Precision strikes require better skills
Sophisticated threat actors know that changing their approaches can increase success rates. This makes it harder for defenders to put in place simple rules to detect attacks. But changing approaches is not always simple. Anyone can change and improve their spam and phishing campaigns. However, creating highly targeted spear phishing takes time, data and planning.
In the case of GandCrab, the affiliates are having to develop new attacks against target networks. It is not enough to ‘chuck it at the wall and see what sticks’. They need to spend time doing more reconnaissance of the target. That comes with its own risks and challenges of being detected. A good threat actor will have to deploy multiple techniques and tools to avoid giving themselves away.
That recon is just the first step. Once a foothold has been established in a network they will need to work out how to maintain it. That means obfuscation of the attack and the breach. As scanning and security tools improve, this gets harder. At the same time, the threat actor needs to continue to do recon, this time inside the target network. Adopting the same tools that the victims own IT team use makes sense. But that takes time and knowledge.
If the threat actor succeeds, they have access to the very high value machines and data sets inside the victims network. This gives them a far higher chance of a pay-out and, judging by what we are seeing, those pay-outs are getting easier to obtain.

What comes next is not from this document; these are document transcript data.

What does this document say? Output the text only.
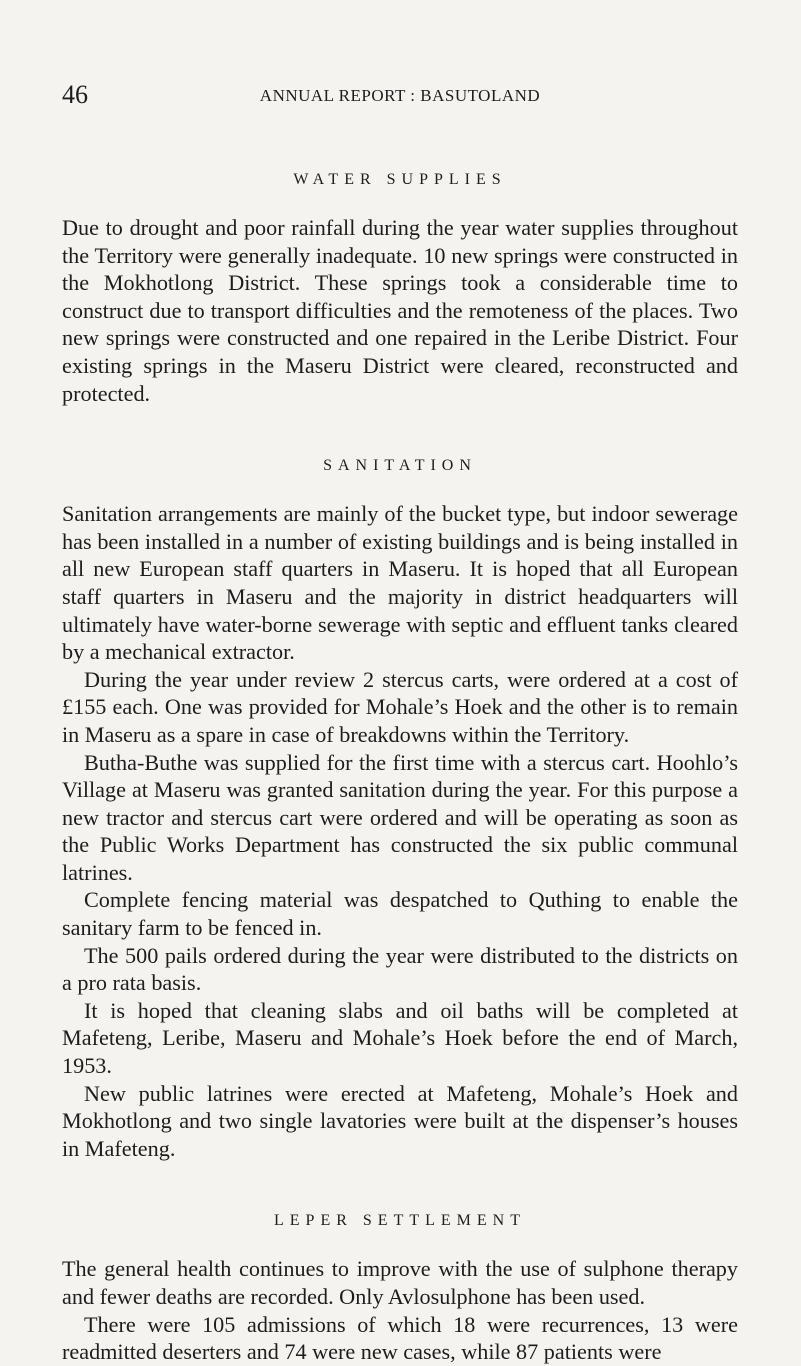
46	ANNUAL REPORT : BASUTOLAND
WATER SUPPLIES

Due to drought and poor rainfall during the year water supplies throughout the Territory were generally inadequate. 10 new springs were constructed in the Mokhotlong District. These springs took a considerable time to construct due to transport difficulties and the remoteness of the places. Two new springs were constructed and one repaired in the Leribe District. Four existing springs in the Maseru District were cleared, reconstructed and protected.

SANITATION

Sanitation arrangements are mainly of the bucket type, but indoor sewerage has been installed in a number of existing buildings and is being installed in all new European staff quarters in Maseru. It is hoped that all European staff quarters in Maseru and the majority in district headquarters will ultimately have water-borne sewerage with septic and effluent tanks cleared by a mechanical extractor.

During the year under review 2 stercus carts, were ordered at a cost of £155 each. One was provided for Mohale’s Hoek and the other is to remain in Maseru as a spare in case of breakdowns within the Territory.

Butha-Buthe was supplied for the first time with a stercus cart. Hoohlo’s Village at Maseru was granted sanitation during the year. For this purpose a new tractor and stercus cart were ordered and will be operating as soon as the Public Works Department has constructed the six public communal latrines.

Complete fencing material was despatched to Quthing to enable the sanitary farm to be fenced in.

The 500 pails ordered during the year were distributed to the districts on a pro rata basis.

It is hoped that cleaning slabs and oil baths will be completed at Mafeteng, Leribe, Maseru and Mohale’s Hoek before the end of March, 1953.

New public latrines were erected at Mafeteng, Mohale’s Hoek and Mokhotlong and two single lavatories were built at the dispenser’s houses in Mafeteng.

LEPER SETTLEMENT

The general health continues to improve with the use of sulphone therapy and fewer deaths are recorded. Only Avlosulphone has been used.

There were 105 admissions of which 18 were recurrences, 13 were readmitted deserters and 74 were new cases, while 87 patients were
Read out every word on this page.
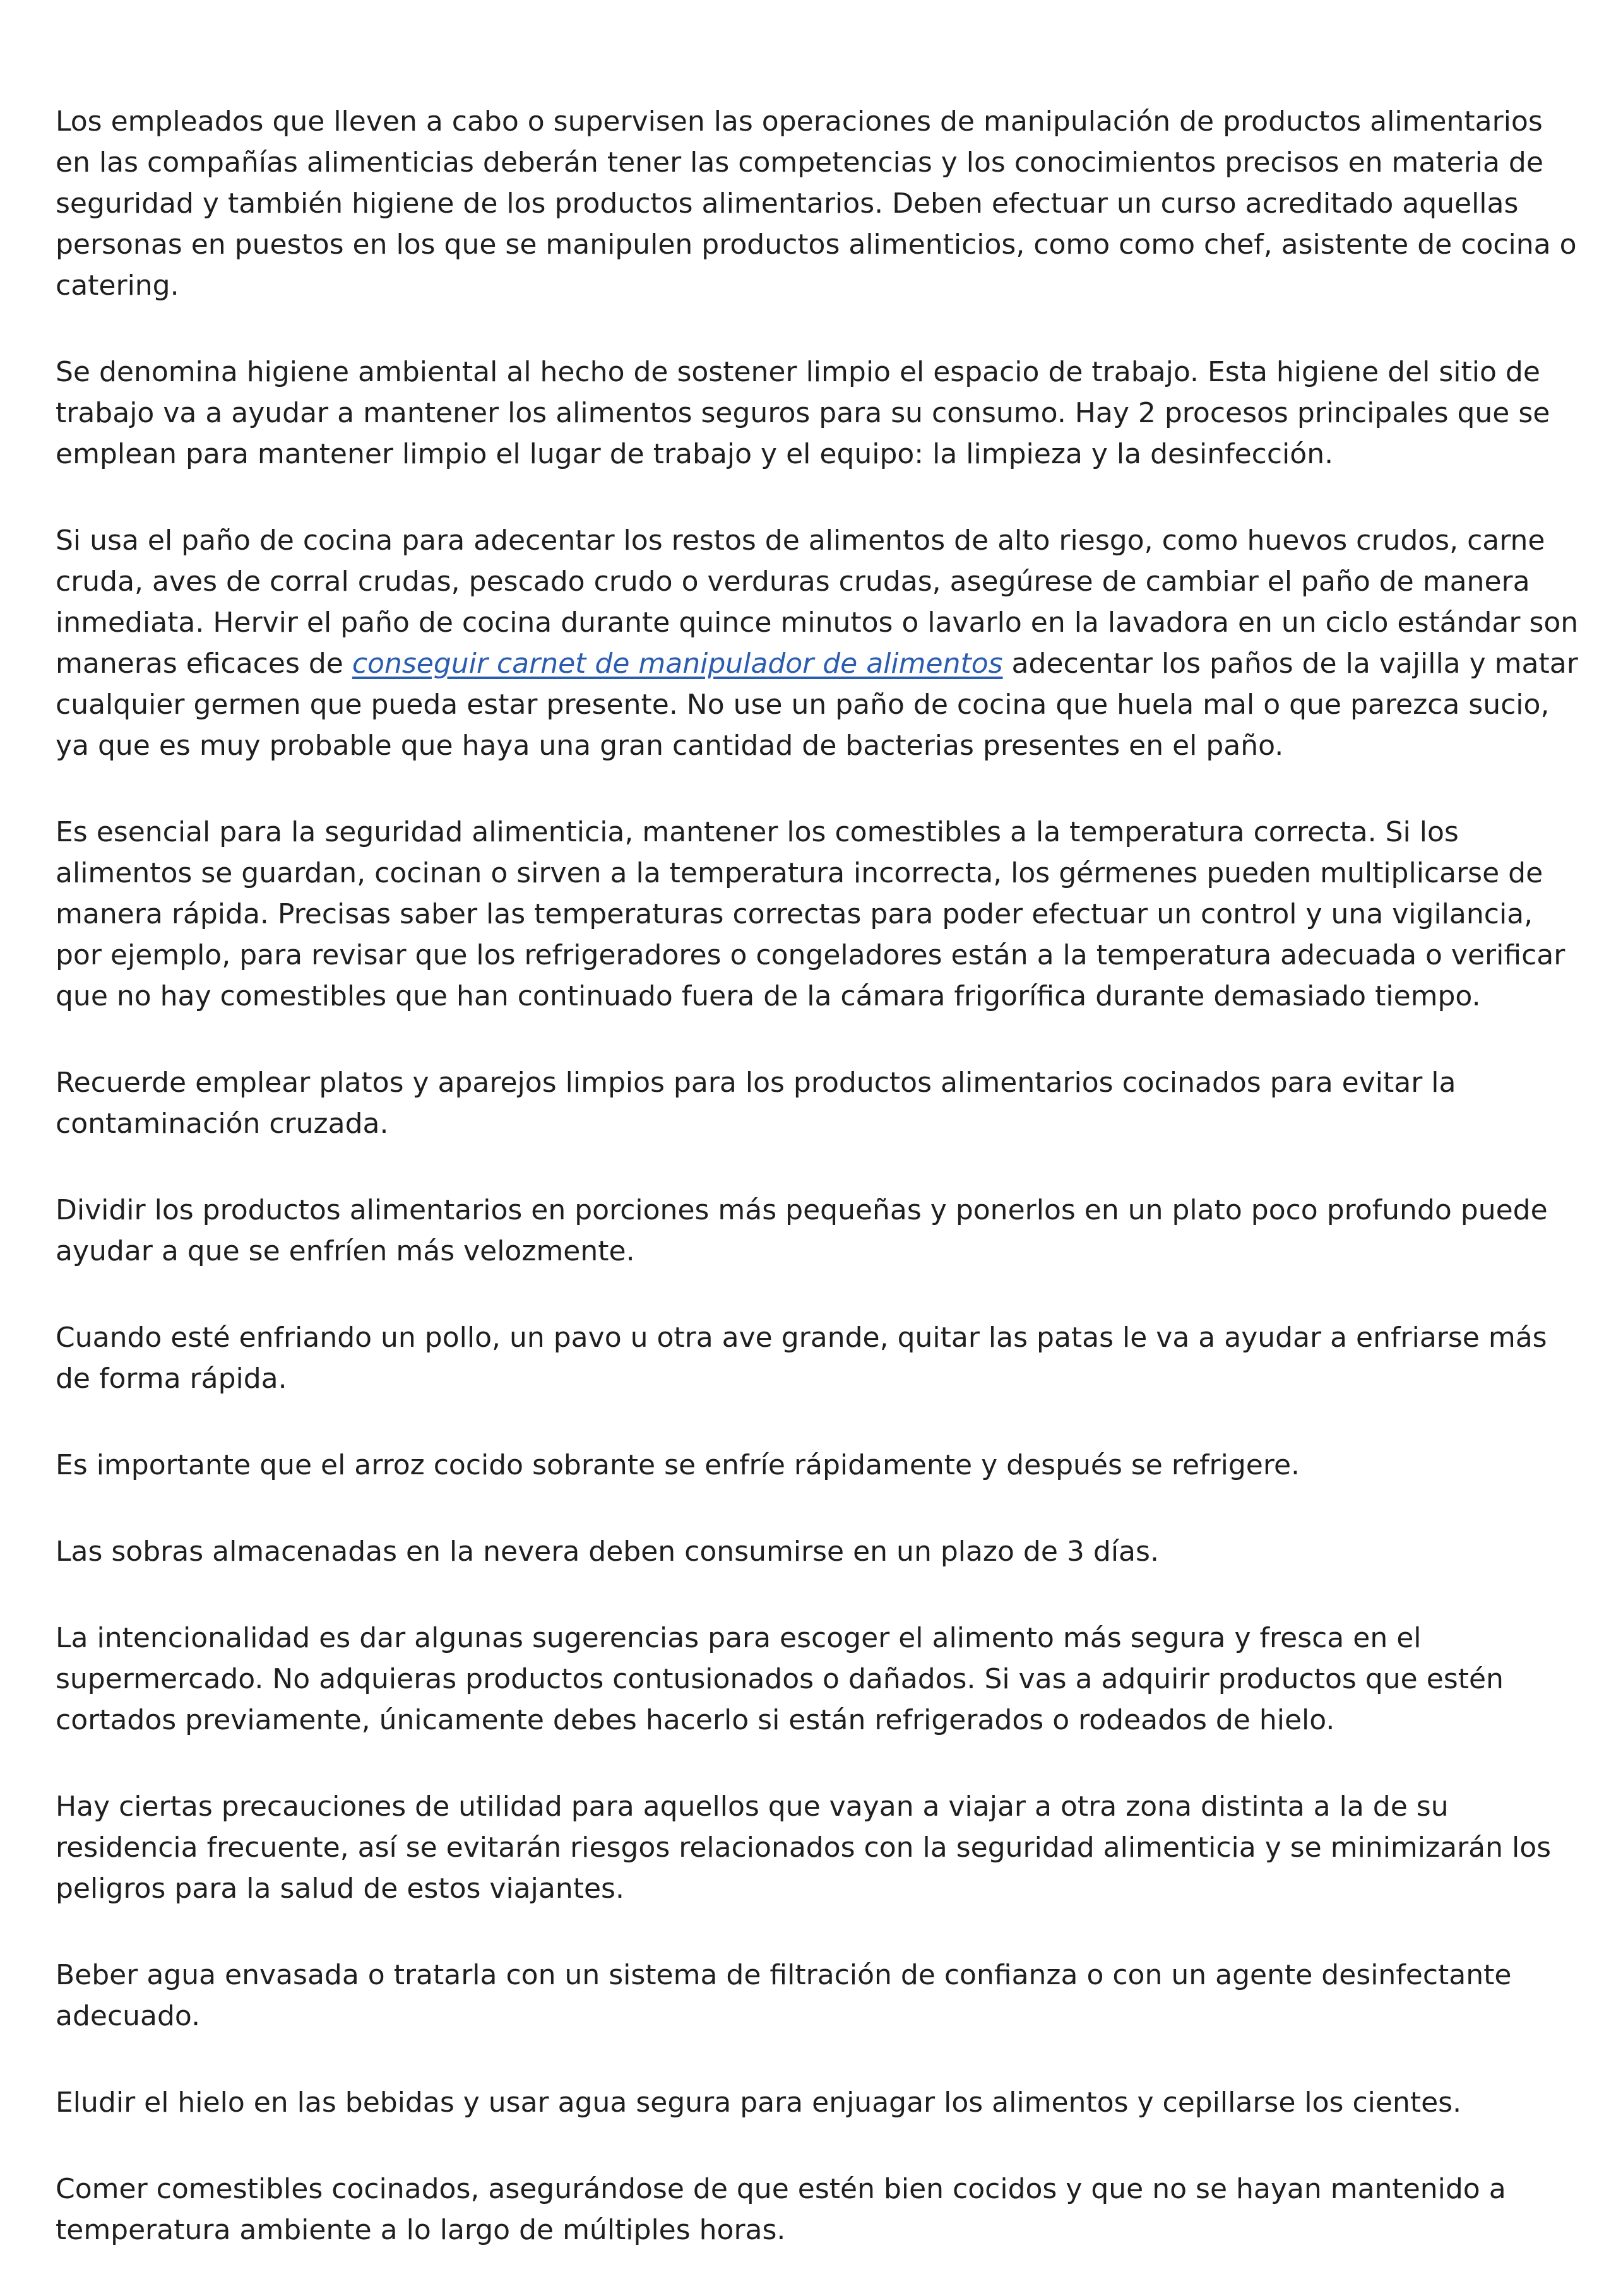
Los empleados que lleven a cabo o supervisen las operaciones de manipulación de productos alimentarios en las compañías alimenticias deberán tener las competencias y los conocimientos precisos en materia de seguridad y también higiene de los productos alimentarios. Deben efectuar un curso acreditado aquellas personas en puestos en los que se manipulen productos alimenticios, como como chef, asistente de cocina o catering.

Se denomina higiene ambiental al hecho de sostener limpio el espacio de trabajo. Esta higiene del sitio de trabajo va a ayudar a mantener los alimentos seguros para su consumo. Hay 2 procesos principales que se emplean para mantener limpio el lugar de trabajo y el equipo: la limpieza y la desinfección.

Si usa el paño de cocina para adecentar los restos de alimentos de alto riesgo, como huevos crudos, carne cruda, aves de corral crudas, pescado crudo o verduras crudas, asegúrese de cambiar el paño de manera inmediata. Hervir el paño de cocina durante quince minutos o lavarlo en la lavadora en un ciclo estándar son maneras eficaces de conseguir carnet de manipulador de alimentos adecentar los paños de la vajilla y matar cualquier germen que pueda estar presente. No use un paño de cocina que huela mal o que parezca sucio, ya que es muy probable que haya una gran cantidad de bacterias presentes en el paño.

Es esencial para la seguridad alimenticia, mantener los comestibles a la temperatura correcta. Si los alimentos se guardan, cocinan o sirven a la temperatura incorrecta, los gérmenes pueden multiplicarse de manera rápida. Precisas saber las temperaturas correctas para poder efectuar un control y una vigilancia, por ejemplo, para revisar que los refrigeradores o congeladores están a la temperatura adecuada o verificar que no hay comestibles que han continuado fuera de la cámara frigorífica durante demasiado tiempo.

Recuerde emplear platos y aparejos limpios para los productos alimentarios cocinados para evitar la contaminación cruzada.

Dividir los productos alimentarios en porciones más pequeñas y ponerlos en un plato poco profundo puede ayudar a que se enfríen más velozmente.

Cuando esté enfriando un pollo, un pavo u otra ave grande, quitar las patas le va a ayudar a enfriarse más de forma rápida.

Es importante que el arroz cocido sobrante se enfríe rápidamente y después se refrigere.

Las sobras almacenadas en la nevera deben consumirse en un plazo de 3 días.

La intencionalidad es dar algunas sugerencias para escoger el alimento más segura y fresca en el supermercado. No adquieras productos contusionados o dañados. Si vas a adquirir productos que estén cortados previamente, únicamente debes hacerlo si están refrigerados o rodeados de hielo.

Hay ciertas precauciones de utilidad para aquellos que vayan a viajar a otra zona distinta a la de su residencia frecuente, así se evitarán riesgos relacionados con la seguridad alimenticia y se minimizarán los peligros para la salud de estos viajantes.

Beber agua envasada o tratarla con un sistema de filtración de confianza o con un agente desinfectante adecuado.

Eludir el hielo en las bebidas y usar agua segura para enjuagar los alimentos y cepillarse los cientes.

Comer comestibles cocinados, asegurándose de que estén bien cocidos y que no se hayan mantenido a temperatura ambiente a lo largo de múltiples horas.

Pinchy Spider is actively recruiting those threat actors with these skills. It is increasing the share of the spoils that they get to incentivise them to learn new skills. It also compensates them for the time taken to carry out these attacks.
Enterprise Times: What does this mean
Less than a year ago, many cyber security vendors were saying that ransomware had run its course. They were, as is often the case, mistaken. The attackers just shifted their focus and improved their attacks.
As the attackers increase their skills and obfuscate their attacks the success rate goes up. What is surprising is that despite ransomware being a major talking point for over three years, companies are still caught out by it.
This latest evolution of attacks by those distributing GandCrab is a much more serious concern. The usual defensive approach is to improve endpoint protection and the frequency of effective backups. Effective, of course, means that they are also testing to make sure that data can be restored.
The two questions that organisations now need to ask themselves:
- Can you defend against these sophisticated attackers?
- Do you have the right backups that means you don’t have to pay out a ransom?
If not, you need to change your approach now.